What is the purpose of the volunteer sampling program for mercury in fish?
The purpose of the volunteer fish sampling program is to better characterize the levels of mercury that are accumulating in freshwater fish that are commonly caught and consumed from New Hampshire surface waters. Through the use of volunteers, fish can be collected and analyzed from surface waters throughout the state.
The program consists of three basic steps: volunteers collect fish and submit them to the NHDES Limnology Center; NHDES processes the fish (records location, length & weight and removes ear bones for aging) and submits them to the Public Health Laboratory; and the Public Health lab analyzes a fillet of the fish for total mercury.
Who can submit fish?
Anyone can submit fish that was caught in the fresh waters of New Hampshire.

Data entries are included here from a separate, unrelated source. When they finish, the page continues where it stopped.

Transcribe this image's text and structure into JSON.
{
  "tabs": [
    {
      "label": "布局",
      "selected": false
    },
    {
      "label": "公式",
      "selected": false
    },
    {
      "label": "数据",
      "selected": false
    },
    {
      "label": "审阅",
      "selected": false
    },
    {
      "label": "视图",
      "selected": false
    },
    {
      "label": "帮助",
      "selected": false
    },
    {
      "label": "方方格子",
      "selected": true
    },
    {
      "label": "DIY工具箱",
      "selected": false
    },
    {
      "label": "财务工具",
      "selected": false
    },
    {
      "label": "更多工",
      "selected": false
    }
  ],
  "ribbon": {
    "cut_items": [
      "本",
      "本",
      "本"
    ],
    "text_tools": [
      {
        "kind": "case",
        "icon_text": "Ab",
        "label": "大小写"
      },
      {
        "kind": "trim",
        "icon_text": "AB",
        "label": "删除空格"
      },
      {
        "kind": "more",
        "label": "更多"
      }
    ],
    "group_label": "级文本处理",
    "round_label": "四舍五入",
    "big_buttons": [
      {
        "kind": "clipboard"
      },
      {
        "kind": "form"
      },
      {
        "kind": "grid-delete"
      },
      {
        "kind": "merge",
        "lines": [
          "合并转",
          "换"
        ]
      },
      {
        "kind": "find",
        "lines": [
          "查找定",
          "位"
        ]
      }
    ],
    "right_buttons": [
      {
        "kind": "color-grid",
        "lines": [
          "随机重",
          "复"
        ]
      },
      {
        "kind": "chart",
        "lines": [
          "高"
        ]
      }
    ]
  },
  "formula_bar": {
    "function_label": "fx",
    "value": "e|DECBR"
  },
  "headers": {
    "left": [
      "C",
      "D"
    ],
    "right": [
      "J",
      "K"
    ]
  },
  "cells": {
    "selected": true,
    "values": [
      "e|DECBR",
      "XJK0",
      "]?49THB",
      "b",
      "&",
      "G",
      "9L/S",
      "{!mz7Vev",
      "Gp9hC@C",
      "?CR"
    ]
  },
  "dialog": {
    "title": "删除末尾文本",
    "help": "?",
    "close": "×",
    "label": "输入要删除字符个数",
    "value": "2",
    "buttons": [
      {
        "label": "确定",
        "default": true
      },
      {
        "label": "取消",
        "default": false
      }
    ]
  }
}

Note: All fish should be collected in a manner that is consistent with acceptable methods, laws and rules as stated in the NH Freshwater Fishing Digest, published by the NH Fish and Game Department.
What equipment is needed?
- Ziplock freezer bags
- Ice chest
- Ruler or tape measure (optional)
What is the collection protocol:
- Scrub ice chest with detergent and rinse well
- Wash hands prior to leaving for field
- Avoid contact of the fish to any unclean or painted surfaces or to metal
- Measure fish length (optional)
- Place fish in ziplock freezer bag
- Seal bag and place in an ice-filled cooler
What information is needed?
- Name of water body and town
- Species of fish (DES will help if unknown)
- Date of collection
- Fish length (optional)
Can I freeze the fish?
The preference is to place the fish on ice and submit to NHDES within 24 hours of collection. This is because there will be some loss of weight from dehydration from freezing. However, the fish may be frozen if a 24-hour delivery is not possible. If frozen, the fish should be frozen flat (not curled) in the ziplock bag, length measured where possible, and submitted within 7 days of collection.
When should fish be submitted?
Fish can be collected and submitted at any time during the year.
What size and species of fish can be submitted?
All species and sizes (within legal limits) of fish can be submitted, but sizes and species of fish commonly caught and consumed are preferred because of human health effects. Larger fish tend to accumulate higher levels of mercury than smaller fish, and warmwater predatory fish tend to have higher mercury levels than coldwater or plankton-eating fish.